En el caso de Passola, porque después de tanteos de todo tipo, de fallidas coproducciones televisivas con Francia a fracasos como El pianista, justamente, necesitaba hacer borrón y cuenta nueva. Y lo menos que puede decir el cronista es que ambas han salvado el obstáculo con nota: Esteban ha dado a Gay, de quien conocíamos sólo su trabajo al alimón en la interesante Hotel Room, toda la libertad para modificar la obra teatral de partida y para que pueda firmar una película que dará que hablar por el desparpajo y la naturalidad con que muestra el despertar sexual de un adolescente con inclinaciones homosexuales, y de la que se debe decir que su mayor logro es el no presentar en absoluto el look cansino y las inquietudes de corto vuelo de tantas películas catalanas de los últimos tiempos.

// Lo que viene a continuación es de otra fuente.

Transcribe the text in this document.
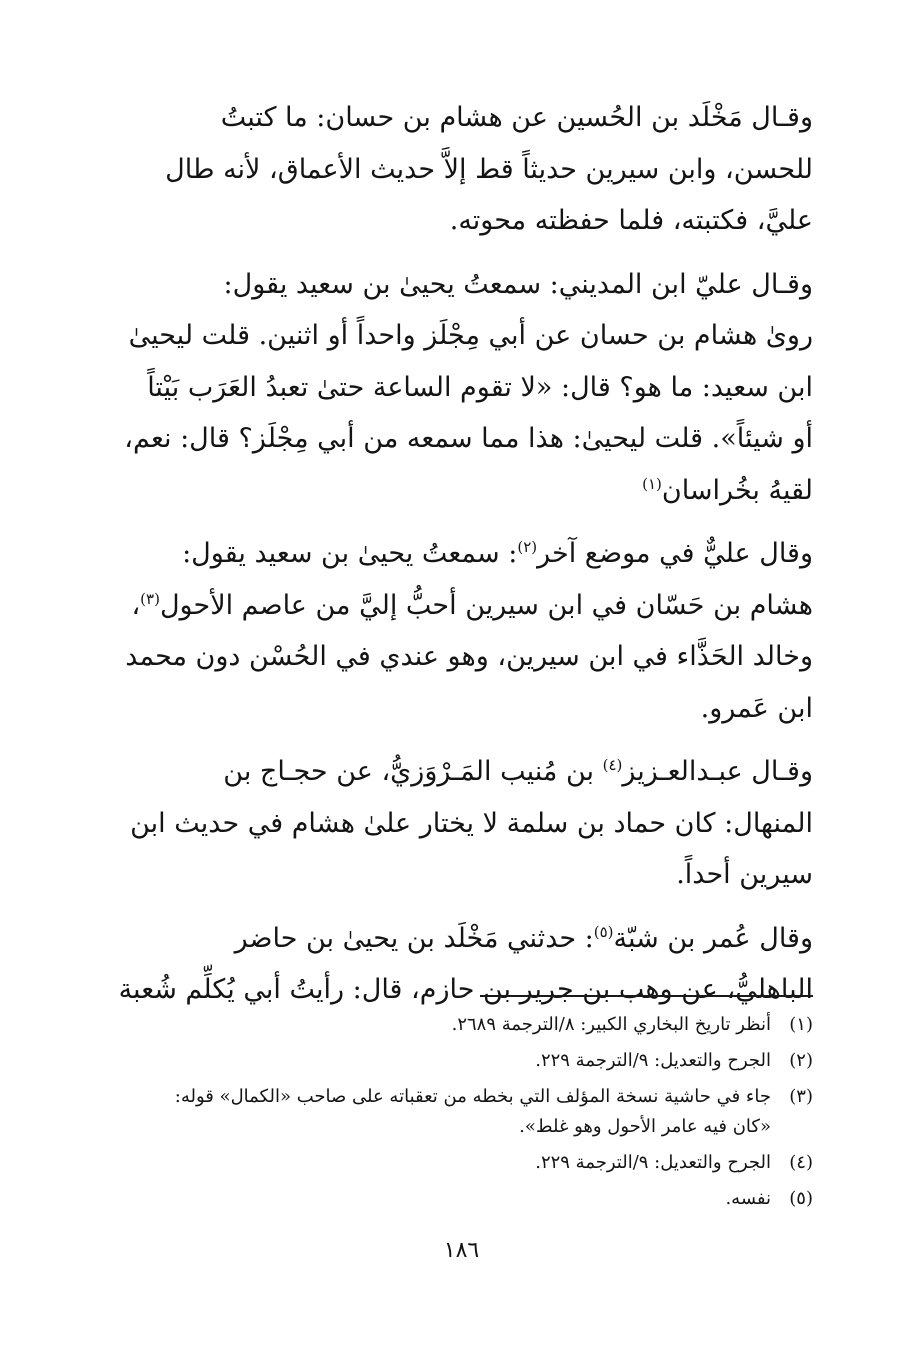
وقـال مَخْلَد بن الحُسين عن هشام بن حسان: ما كتبتُ

للحسن، وابن سيرين حديثاً قط إلاَّ حديث الأعماق، لأنه طال

عليَّ، فكتبته، فلما حفظته محوته.

وقـال عليّ ابن المديني: سمعتُ يحيىٰ بن سعيد يقول:

روىٰ هشام بن حسان عن أبي مِجْلَز واحداً أو اثنين. قلت ليحيىٰ

ابن سعيد: ما هو؟ قال: «لا تقوم الساعة حتىٰ تعبدُ العَرَب بَيْتاً

أو شيئاً». قلت ليحيىٰ: هذا مما سمعه من أبي مِجْلَز؟ قال: نعم،

لقيهُ بخُراسان$^{(١)}$

وقال عليٌّ في موضع آخر$^{(٢)}$: سمعتُ يحيىٰ بن سعيد يقول:

هشام بن حَسّان في ابن سيرين أحبُّ إليَّ من عاصم الأحول$^{(٣)}$،

وخالد الحَذَّاء في ابن سيرين، وهو عندي في الحُسْن دون محمد

ابن عَمرو.

وقـال عبـدالعـزيز$^{(٤)}$ بن مُنيب المَـرْوَزيُّ، عن حجـاج بن

المنهال: كان حماد بن سلمة لا يختار علىٰ هشام في حديث ابن

سيرين أحداً.

وقال عُمر بن شبّة$^{(٥)}$: حدثني مَخْلَد بن يحيىٰ بن حاضر

الباهليُّ، عن وهب بن جرير بن حازم، قال: رأيتُ أبي يُكلِّم شُعبة

(١)
أنظر تاريخ البخاري الكبير: ٨/الترجمة ٢٦٨٩.
(٢)
الجرح والتعديل: ٩/الترجمة ٢٢٩.
(٣)
جاء في حاشية نسخة المؤلف التي بخطه من تعقباته على صاحب «الكمال» قوله:
«كان فيه عامر الأحول وهو غلط».
(٤)
الجرح والتعديل: ٩/الترجمة ٢٢٩.
(٥)
نفسه.
١٨٦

En cuanto a El mar, hay que consignar que es justamente el reverso del sensacionalismo tontorrón que Villaronga había mostrado en su debut, Tras el cristal: con parecidos mimbres, una visión en pasado y la pulsión autodestructora como motor, da cuenta de que después de varios años y cuatro películas poco excitantes, está por fin en posesión de una madurez que le permite una mirada punzante, trágica y sin contemplaciones sobre un país, la Mallorca de la primera posguerra, en el que tres personajes se reencuentran para cumplir el traumático destino que se comenzó a anudar para ellos -en realidad, para muchos más- una noche de fusilamientos sin juicio en la tapia de un cementerio.

Reflexión autoral desde el primer plano, voluntad de discurso y de memoria, y medida osadía formal se dan venturosamente la mano en la película más provocadora de cuantas se han producido en Cataluña en mucho tiempo. Merece la pena verla: para recordar cómo fue la castrante educación sentimental de varias generaciones de españoles; para que, en suma, recordemos de dónde venimos.